The balancer unit of the game server re-reads the experiment's defect file (if it exists) every time a new player registers; any error messages go to the server log, /opt/tomcat/logs/catalina.out. If you want to see how the balancer would assign a new player, if one were to register right now, you can use the auxiliary script scripts/test-balancing.sh that comes with the application server code distribution. The script takes two arguments:

the width of the window (in hours) within which a new player is considered to be "in progress"; use 1 to emulate the balancer inside the server.
the name of the experiment plan

For example:

~vmenkov/w2020/game/scripts/test-balancing.sh 1 default
Looking back at hrs=1.0
Plan=default
Dec 14, 2020 8:09:25 PM edu.wisc.game.util.Logging info
INFO: EM created, flushMode=AUTO
Read 2 entries from the defect file
C+R-D for (trial_1)=-1
C+R-D for (trial_3)=1
If a player were to register now, it would be assigned to trialList=trial_1

Appendix: statistics

To get a better idea on how players behave, we carried out some measurements on players that had registered in all pilot* experiment plans, as of 2020-12-13.

The numbers below were obtained using SQL scripts sql/timing.sql and sql/episode-length.sql.

(A) How much time it took for "completers" to get from registration to the end of their last episode?

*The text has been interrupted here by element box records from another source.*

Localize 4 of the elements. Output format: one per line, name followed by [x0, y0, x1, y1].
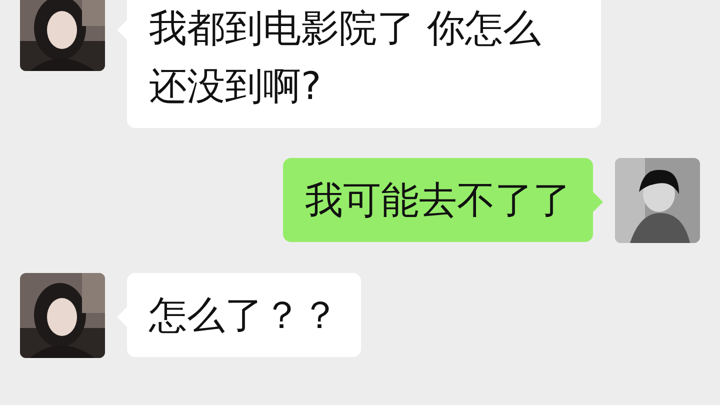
- message-bubble: 我可能去不了了: [283, 158, 593, 242]
- bubble-tail: [593, 192, 603, 212]
- message-bubble: 我都到电影院了 你怎么还没到啊?: [127, 0, 601, 128]
- message-bubble: 怎么了？？: [127, 273, 361, 357]
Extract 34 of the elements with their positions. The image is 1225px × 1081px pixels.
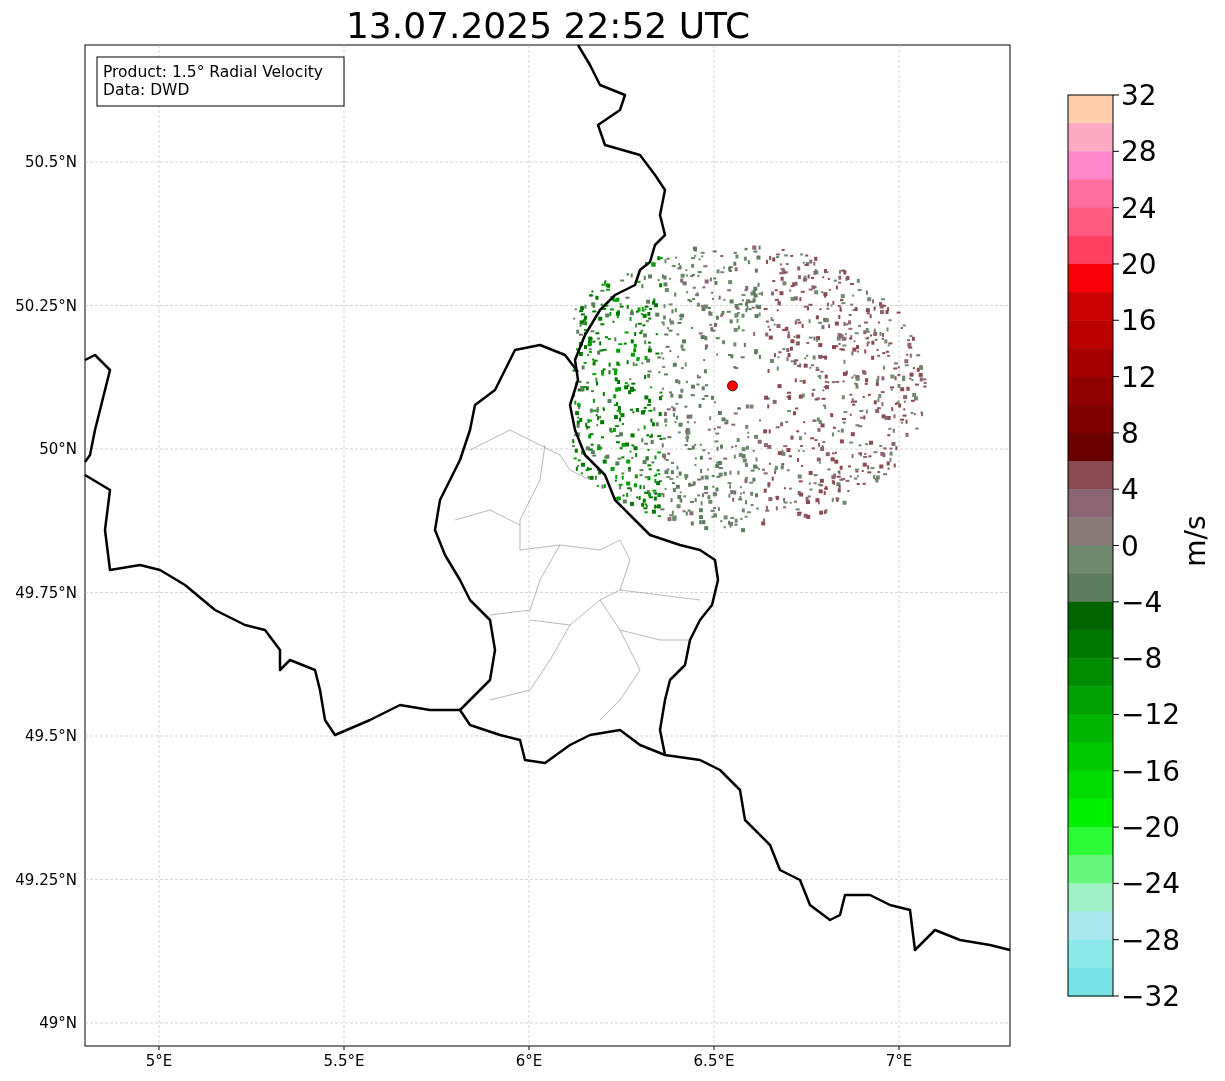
colorbar-tick-label: −20 xyxy=(1121,811,1181,845)
legend-text: Product: 1.5° Radial Velocity xyxy=(103,63,323,81)
colorbar-tick-label: −8 xyxy=(1121,642,1163,676)
axis-tick-label: 50°N xyxy=(39,440,77,458)
colorbar-tick-label: 32 xyxy=(1121,79,1157,112)
axis-tick-label: 50.5°N xyxy=(24,153,77,171)
colorbar-tick-label: 12 xyxy=(1121,360,1157,394)
axis-tick-label: 6°E xyxy=(515,1052,543,1070)
chart-title: 13.07.2025 22:52 UTC xyxy=(345,5,751,46)
axis-tick-label: 5°E xyxy=(145,1052,173,1070)
colorbar-tick-label: −28 xyxy=(1121,923,1181,957)
axis-tick-label: 49.5°N xyxy=(24,727,77,745)
axis-tick-label: 49°N xyxy=(39,1014,77,1032)
colorbar-tick-label: 16 xyxy=(1121,304,1157,338)
legend-text: Data: DWD xyxy=(103,81,190,99)
colorbar-tick-label: 24 xyxy=(1121,191,1157,225)
axis-tick-label: 49.25°N xyxy=(15,870,77,889)
colorbar-tick-label: −24 xyxy=(1121,867,1181,901)
colorbar-tick-label: 4 xyxy=(1121,473,1139,507)
axis-tick-label: 50.25°N xyxy=(15,296,77,315)
radar-site-marker xyxy=(727,380,738,392)
colorbar-tick-label: 8 xyxy=(1121,416,1139,450)
axis-tick-label: 6.5°E xyxy=(693,1052,735,1070)
axis-tick-label: 5.5°E xyxy=(323,1052,365,1070)
colorbar-tick-label: −12 xyxy=(1121,698,1181,732)
axis-tick-label: 7°E xyxy=(885,1052,913,1070)
colorbar-tick-label: −4 xyxy=(1121,585,1163,619)
colorbar-tick-label: 0 xyxy=(1121,529,1139,563)
axis-tick-label: 49.75°N xyxy=(15,583,77,602)
colorbar-tick-label: −32 xyxy=(1121,980,1181,1013)
colorbar-tick-label: −16 xyxy=(1121,754,1181,788)
colorbar-tick-label: 20 xyxy=(1121,247,1157,281)
colorbar-label: m/s xyxy=(1179,515,1212,567)
colorbar-tick-label: 28 xyxy=(1121,135,1157,169)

The 77 players are divided into groups based on the time rounded up to multiples of 10 min:

+---------+------------------+
| minutes | Completers count |
+---------+------------------+
|      10 |                1 |
|      20 |               23 |
|      30 |               37 |
|      40 |                7 |
|      50 |                7 |
|      60 |                1 |
|      70 |                1 |
+---------+------------------+

We see that 76 "completers" out of 77 achieved completion within 60 min since registration.

(B) How soon after registration did "quitters" end working?

+---------+-----------------+
| minutes | Quitters  count |
+---------+-----------------+
|      10 |              12 |
|      20 |               7 |
|      30 |               1 |
|      40 |               2 |
|      50 |               1 |
|      60 |               1 |
|      80 |               2 |
+---------+-----------------+

Out of 26 people, 24 ended their participation within 60 min since registration.

(C) How closely are a player's episodes spaced? For each episode played by the players in these experiment plans, we measured either:

The time from registration to the end of the first episode;
The time from the end of the previous episode to the end of this episode.

Therefore, the time measured represents the time taken by playing an episode, plus the length of any break the player may have taken between the end of the episdoe and the beginning of this one.

Rounded up to whole minutes, the times are distributed as follows:

+---------+----------------+
| minutes | Episodes count |
+---------+----------------+
|       1 |            989 |
|       2 |            571 |
|       3 |            139 |
|       4 |             41 |
|       5 |             23 |
|       6 |             16 |
|       7 |              4 |
|       8 |              2 |
|       9 |              1 |
|      10 |              1 |
|      11 |              2 |
|      12 |              3 |
|      13 |              1 |
|      14 |              1 |
|      16 |              1 |
|      19 |              1 |
|      21 |              1 |
|      24 |              1 |
|      32 |              1 |
|      33 |              1 |
|      47 |              1 |
|      51 |              1 |
+---------+----------------+

While there are some people who may have taken close to an hour to complete an episode, 99% of all episodes took less than 10 minutes. This indicates that one can discriminate "quitters" vs. "players in progress" somewhat more precisely by looking at the time since last activity vs. time since registration.